As the face of the FAI, it’s galling that O’Neill has spent more time speaking to Stoke City than the Irish public over the last three months. Yet deep down, it doesn’t matter. Results do. And in this regard O’Neill has overachieved. Absurd as that may sound in the aftermath of November’s play-off defeat, which came three months after an appalling performance and result in Georgia, the reality is that no one else could have got more out of such an average bunch of players.

Consider for a moment the present: only two Irishmen — Jeff Hendrick and Shane Duffy — have played more than 20 Premier League games this season, while no Irish player has got anywhere near any of England’s top six teams in the last six years. Criticised for his underuse of Wes Hoolahan, O’Neill will have noted that the 35-year-old has been selected to start only 11 of Norwich City’s 28 league games this season. And yet Hoolahan was the player who O’Neill was forced to turn to for salvation in the second leg of the World Cup play-off, after Denmark had established a 2-1 half-time lead. Age Hareide, the Danish coach, looked to Christian Eriksen, who finished the World Cup 2018 qualification campaign with 11 goals and three assists, one more goal than Ireland’s players managed in the entire campaign.

Advertisement

Now consider the past: since the FAI first attempted to qualify for the finals of a leading tournament, back in 1933, there have been 35 qualification campaigns, and just six success stories, O’Neill’s first in charge being one of those. Just once, in those 35 campaigns, has an Irish side finished top of their qualifying group. O’Neill’s Ireland finished this campaign in second. Better Irish sides, backboned by European Cup winners, from Tony Dunne and Shay Brennan in 1968 through to John O’Shea in 2008, fared worse.

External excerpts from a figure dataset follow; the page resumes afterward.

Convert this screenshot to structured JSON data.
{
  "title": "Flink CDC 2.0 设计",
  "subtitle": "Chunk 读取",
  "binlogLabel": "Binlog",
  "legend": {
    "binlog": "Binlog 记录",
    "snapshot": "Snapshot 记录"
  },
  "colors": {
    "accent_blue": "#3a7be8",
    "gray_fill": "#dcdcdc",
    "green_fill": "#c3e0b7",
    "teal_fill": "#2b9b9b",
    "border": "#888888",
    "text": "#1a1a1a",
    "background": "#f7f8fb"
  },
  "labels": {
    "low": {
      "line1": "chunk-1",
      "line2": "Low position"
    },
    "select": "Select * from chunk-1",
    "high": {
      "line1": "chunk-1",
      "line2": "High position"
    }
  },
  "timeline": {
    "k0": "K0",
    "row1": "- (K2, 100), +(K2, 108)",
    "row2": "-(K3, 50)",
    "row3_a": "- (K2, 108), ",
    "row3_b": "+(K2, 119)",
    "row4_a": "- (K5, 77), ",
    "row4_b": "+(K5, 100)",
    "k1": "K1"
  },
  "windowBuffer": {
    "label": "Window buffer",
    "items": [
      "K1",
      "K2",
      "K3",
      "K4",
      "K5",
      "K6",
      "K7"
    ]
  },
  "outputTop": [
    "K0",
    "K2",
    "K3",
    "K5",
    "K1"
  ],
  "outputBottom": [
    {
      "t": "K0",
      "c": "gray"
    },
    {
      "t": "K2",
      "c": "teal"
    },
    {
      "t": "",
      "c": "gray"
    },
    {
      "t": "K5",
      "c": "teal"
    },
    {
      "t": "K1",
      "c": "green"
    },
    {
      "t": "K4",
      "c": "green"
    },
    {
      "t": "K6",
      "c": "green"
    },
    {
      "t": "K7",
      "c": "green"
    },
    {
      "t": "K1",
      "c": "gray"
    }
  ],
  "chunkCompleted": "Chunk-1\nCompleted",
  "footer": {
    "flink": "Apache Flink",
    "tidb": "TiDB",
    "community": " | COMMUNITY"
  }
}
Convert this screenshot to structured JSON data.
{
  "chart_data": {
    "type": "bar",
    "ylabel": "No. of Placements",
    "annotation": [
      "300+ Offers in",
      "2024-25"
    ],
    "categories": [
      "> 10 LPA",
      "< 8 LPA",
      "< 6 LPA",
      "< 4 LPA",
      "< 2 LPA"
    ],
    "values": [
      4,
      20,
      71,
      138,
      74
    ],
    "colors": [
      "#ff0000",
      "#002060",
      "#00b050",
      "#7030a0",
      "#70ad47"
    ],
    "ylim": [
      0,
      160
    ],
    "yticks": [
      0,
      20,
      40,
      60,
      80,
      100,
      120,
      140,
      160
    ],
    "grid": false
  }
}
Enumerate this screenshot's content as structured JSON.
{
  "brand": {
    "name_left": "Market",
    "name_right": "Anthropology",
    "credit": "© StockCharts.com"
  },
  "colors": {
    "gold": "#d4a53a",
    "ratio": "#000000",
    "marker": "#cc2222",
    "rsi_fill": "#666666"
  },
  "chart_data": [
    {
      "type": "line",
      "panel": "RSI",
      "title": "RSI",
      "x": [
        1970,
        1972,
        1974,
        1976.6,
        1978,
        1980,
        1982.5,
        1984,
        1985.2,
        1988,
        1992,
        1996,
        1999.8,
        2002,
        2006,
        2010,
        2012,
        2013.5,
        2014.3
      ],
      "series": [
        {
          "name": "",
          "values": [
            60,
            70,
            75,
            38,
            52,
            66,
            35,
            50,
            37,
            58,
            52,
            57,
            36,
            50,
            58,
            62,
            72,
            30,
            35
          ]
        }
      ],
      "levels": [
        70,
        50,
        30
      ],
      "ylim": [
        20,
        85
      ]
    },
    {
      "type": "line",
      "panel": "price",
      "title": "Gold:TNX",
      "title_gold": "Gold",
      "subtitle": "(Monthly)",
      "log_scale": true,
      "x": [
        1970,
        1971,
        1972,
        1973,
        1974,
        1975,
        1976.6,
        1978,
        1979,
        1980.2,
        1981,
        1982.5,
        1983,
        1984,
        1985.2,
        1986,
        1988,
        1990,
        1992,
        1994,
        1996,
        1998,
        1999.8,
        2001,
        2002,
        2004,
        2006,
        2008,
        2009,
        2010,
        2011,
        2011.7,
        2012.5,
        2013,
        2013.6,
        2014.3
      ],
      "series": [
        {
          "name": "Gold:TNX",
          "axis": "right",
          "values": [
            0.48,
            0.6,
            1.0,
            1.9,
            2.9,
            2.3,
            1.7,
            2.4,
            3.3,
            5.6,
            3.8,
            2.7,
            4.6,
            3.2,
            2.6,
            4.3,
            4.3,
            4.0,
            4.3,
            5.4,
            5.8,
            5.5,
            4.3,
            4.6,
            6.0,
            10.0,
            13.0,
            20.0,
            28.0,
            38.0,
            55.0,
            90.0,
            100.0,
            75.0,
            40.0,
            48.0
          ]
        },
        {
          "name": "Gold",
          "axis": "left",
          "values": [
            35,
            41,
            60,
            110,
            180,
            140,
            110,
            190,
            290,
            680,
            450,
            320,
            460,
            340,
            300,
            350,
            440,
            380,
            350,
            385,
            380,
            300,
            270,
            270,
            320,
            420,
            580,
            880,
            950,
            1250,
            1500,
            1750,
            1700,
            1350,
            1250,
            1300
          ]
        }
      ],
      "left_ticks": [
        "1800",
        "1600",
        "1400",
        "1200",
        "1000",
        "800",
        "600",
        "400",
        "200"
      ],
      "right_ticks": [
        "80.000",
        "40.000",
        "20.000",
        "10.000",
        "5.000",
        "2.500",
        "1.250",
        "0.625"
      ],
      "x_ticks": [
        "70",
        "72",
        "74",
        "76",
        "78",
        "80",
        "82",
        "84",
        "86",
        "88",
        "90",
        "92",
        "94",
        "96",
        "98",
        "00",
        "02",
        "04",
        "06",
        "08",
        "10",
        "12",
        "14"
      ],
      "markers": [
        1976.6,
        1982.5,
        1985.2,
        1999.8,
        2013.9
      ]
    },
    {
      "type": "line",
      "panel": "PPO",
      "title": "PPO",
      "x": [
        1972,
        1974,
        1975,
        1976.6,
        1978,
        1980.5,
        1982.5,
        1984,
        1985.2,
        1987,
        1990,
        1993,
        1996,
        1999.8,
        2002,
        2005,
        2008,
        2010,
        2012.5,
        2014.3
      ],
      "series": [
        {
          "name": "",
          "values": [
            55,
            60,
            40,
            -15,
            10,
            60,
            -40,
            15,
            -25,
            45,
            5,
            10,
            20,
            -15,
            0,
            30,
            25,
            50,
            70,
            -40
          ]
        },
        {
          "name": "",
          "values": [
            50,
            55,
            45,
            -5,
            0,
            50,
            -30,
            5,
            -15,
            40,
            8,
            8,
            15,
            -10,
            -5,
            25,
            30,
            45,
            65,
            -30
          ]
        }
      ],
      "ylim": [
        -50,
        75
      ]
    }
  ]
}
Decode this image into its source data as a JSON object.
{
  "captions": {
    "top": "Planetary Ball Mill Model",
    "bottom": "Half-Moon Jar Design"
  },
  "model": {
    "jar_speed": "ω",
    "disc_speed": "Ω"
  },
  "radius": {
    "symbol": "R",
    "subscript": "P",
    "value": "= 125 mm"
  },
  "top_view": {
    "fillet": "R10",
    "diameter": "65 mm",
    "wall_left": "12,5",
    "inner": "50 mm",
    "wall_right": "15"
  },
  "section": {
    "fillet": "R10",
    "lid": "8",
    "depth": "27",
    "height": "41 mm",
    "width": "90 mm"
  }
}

When time won its battle with O’Shea, Robbie Keane, Shay Given, Richard Dunne and Damien Duff, we wondered who’d keep the flame alight. O’Neill provided the answer. Fourteen years after Ireland’s last competitive win over a first or second-seeded side, he inspired his collection of journeymen to win over Germany, Italy, Wales, Bosnia-Herzegovina and Austria.

Let’s not ignore the fact that he oversaw a mediocre 2017, that the football his team plays is aesthetically ugly and that he blundered horrendously against the Danes. And yet it’s hard to escape the view that this imperfect manager is a perfect fit for this deeply flawed team and that Ireland are better served with Martin O’Neill spending today in Switzerland rather than Stoke.